Did flag 1 have four triangles of blue, white, red, yellow?That is the P&O house flag

If flag 2-3 was white and red (vertical), that is the H flag meaning "I have a pilot on board".

Flag 5 is the Australian National Flag, i.e. a UK Blue Ensign with the southern cross added. Not sure if the Australian National Flag should be described as a defaced blue ensign or not.

"Dawn Princess" is a commercial vessel so, according to your criterion, she should have been flying the Australian Red Ensign (see above comment re "defaced"), but this topic has arisen in the past and apparently it is now OK for ships to use the blue national flag as a courtesy flag even if I don't like it.

Mad Landsman commented (#*) that the ship may not have the correct flag on board but a ship regularly visiting Australian ports should have one, you'd think. However, a British ship manned by Italians and Filipinos probably doesn't give a fish's t1t.

John T

PS If the ship was arriving from overseas, she should also have been flying the yellow Q flag meaning "my vessel is healthy", otherwise there was a fair chance she was carrying herpes, AIDS and the Common Cold.


----------



## Stephen J. Card (Nov 5, 2006)

I have seen a few 'interesting' flags on some of the Saga ships. 

Malta ensign or Bahamas ensign (depending which ship) on the stern of the gaff when underway. Pilot flags, Q, Saga houseflag and courtesy flags.... all quite correct.

But there us always an extra on the yard like the following:

1. Blue ensign on the yard... Captain RNR

2. Flag of St David on the yard.... Captain David Warden-Owen

3. Cornish ensign on the yard... Cornish Captain!

4. One extra event. Greenland, Bahamas ensign, Saga houseflag. I gave a plain flag St Perrins to the Captain. He also flew the Cornish ensign on the yard. The plain flag was hoisted as a stem jack. Made this painting while I was on board. OK... all just in good fun. Who would ever understand. Well, someone in head office saw it and asked a few questions. The painting with the flags as shown stayed as it was. ;-)


----------



## David Wilcockson (Jul 10, 2005)

Stephen, may I congratulate you on the fantastic painting of the Liberty Ship Blijdendyk that is onboard the Eurodam, nostalgia indeed.


----------



## Laurie Ridyard (Apr 16, 2014)

How to fold a flag.....


https://www.facebook.com/photo.php?fbid=10156987533405123&set=p.10156987533405123&type=3&theater

Laurie.


----------



## Stephen J. Card (Nov 5, 2006)

Thanks David. I like the ARNHEM in the distance. Might be HAL paintings but I always try to slip in a red ensign here and there. ;-)

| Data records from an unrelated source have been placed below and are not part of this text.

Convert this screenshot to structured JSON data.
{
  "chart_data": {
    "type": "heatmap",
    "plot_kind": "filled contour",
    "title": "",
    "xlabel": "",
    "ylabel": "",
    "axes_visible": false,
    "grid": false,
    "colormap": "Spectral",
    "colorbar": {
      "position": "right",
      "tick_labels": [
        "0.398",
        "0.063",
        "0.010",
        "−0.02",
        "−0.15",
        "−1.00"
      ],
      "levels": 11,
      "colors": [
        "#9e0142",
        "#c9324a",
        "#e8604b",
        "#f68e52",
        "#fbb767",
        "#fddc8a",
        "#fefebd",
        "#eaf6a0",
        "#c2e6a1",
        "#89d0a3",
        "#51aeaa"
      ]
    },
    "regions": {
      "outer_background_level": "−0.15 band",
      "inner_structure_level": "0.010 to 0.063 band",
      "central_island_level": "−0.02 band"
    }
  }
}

Hope you enjoyed EURODAM. Fine ship. No doubt. 

Stephen


----------



## Stephen J. Card (Nov 5, 2006)

Laurie Ridyard said:


> How to fold a flag.....
> 
> 
> https://www.facebook.com/photo.php?fbid=10156987533405123&set=p.10156987533405123&type=3&theater
> ...



I didn't expect this one!


----------



## John Campbell (Aug 30, 2005)

It is now becoming common place, for foreign flagged vessels visiting Scotland, to fly the Saltire instead of the proper"Courtesy" flag which is the Red Ensign.
I was amused to hear a remark from a group of Shetland Mariners ,who were standing on the quayside as a Portuguese cruise liner berthed, that this vessel was flying a Saltire and not the Red Ensign . They said this is Shetland not Scotland and she should be properly flying the Red Ensign anyway.


----------



## trotterdotpom (Apr 29, 2005)

Funny how the Scots think Shetland is in Scotland but the Shelties don't. A bit like the Scots think that most Australians don't think Scotland is in England.

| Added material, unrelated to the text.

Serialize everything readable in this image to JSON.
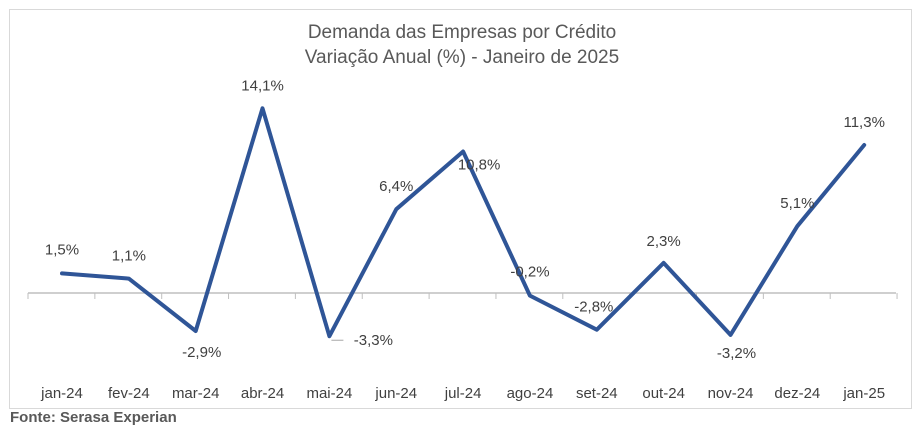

Hope this doesn't cause a rabid response from the usual quarters but how did Shetland vote in the Eurovision referendum?

John T


----------



## Mad Landsman (Dec 1, 2005)

trotterdotpom said:


> Funny how the Scots think Shetland is in Scotland but the Shelties don't. A bit like the Scots think that most Australians don't think Scotland is in England.
> 
> Hope this doesn't cause a rabid response from the usual quarters but how did Shetland vote in the Eurovision referendum?
> 
> John T


John:
True, Scotland is not in England - Both countries are part of Britain. 

From the Shetland News.
Out of 12,231 votes cast, 56.5 per cent (6,907) voted to remain, while 43.5 per cent (5,315) voted to leave.

Keep the flag flying (Thumb)

Malcolm.


----------



## trotterdotpom (Apr 29, 2005)

"True, Scotland is not in England - Both countries are part of Britain."

I know that ML, it's the average blue singleted Aussie in the street I'm talking about. The Jockanese, even the ones who live downunder, can't accept that most Aussies regard everyone from the UK as a "Pom". Only the Scots seem to think that's an insult.

John T


----------



## hughesy (Dec 18, 2007)

trotterdotpom said:


> "True, Scotland is not in England - Both countries are part of Britain."
> 
> I know that ML, it's the average blue singleted Aussie in the street I'm talking about. The Jockanese, even the ones who live downunder, can't accept that most Aussies regard everyone from the UK as a "Pom". Only the Scots seem to think that's an insult.
> 
> John T


Knew this Aussie chippy from Queensland, one Friday night in the alehouse after work and I quote 'Eh Hughesy never read a book in my life mate" to which I replied believe me Paul this is really apparent, think he went back to Aussie. he was always banging on about the UK how crappy it was and all the "Poms" coming to Aussie,
I told him he should read The Fatal Shore by Peter Hughes, its a big thick book, it would only take someone like him about ten years to read it, then his sentence would be up and he could go back to Ireland, where his people came from?.He had a good sense of humour Paul. Good rugby League player too, not seen him for yonks, 
must be back in Queensland. All the best to him he was a good lad.

all the best Hughesy


----------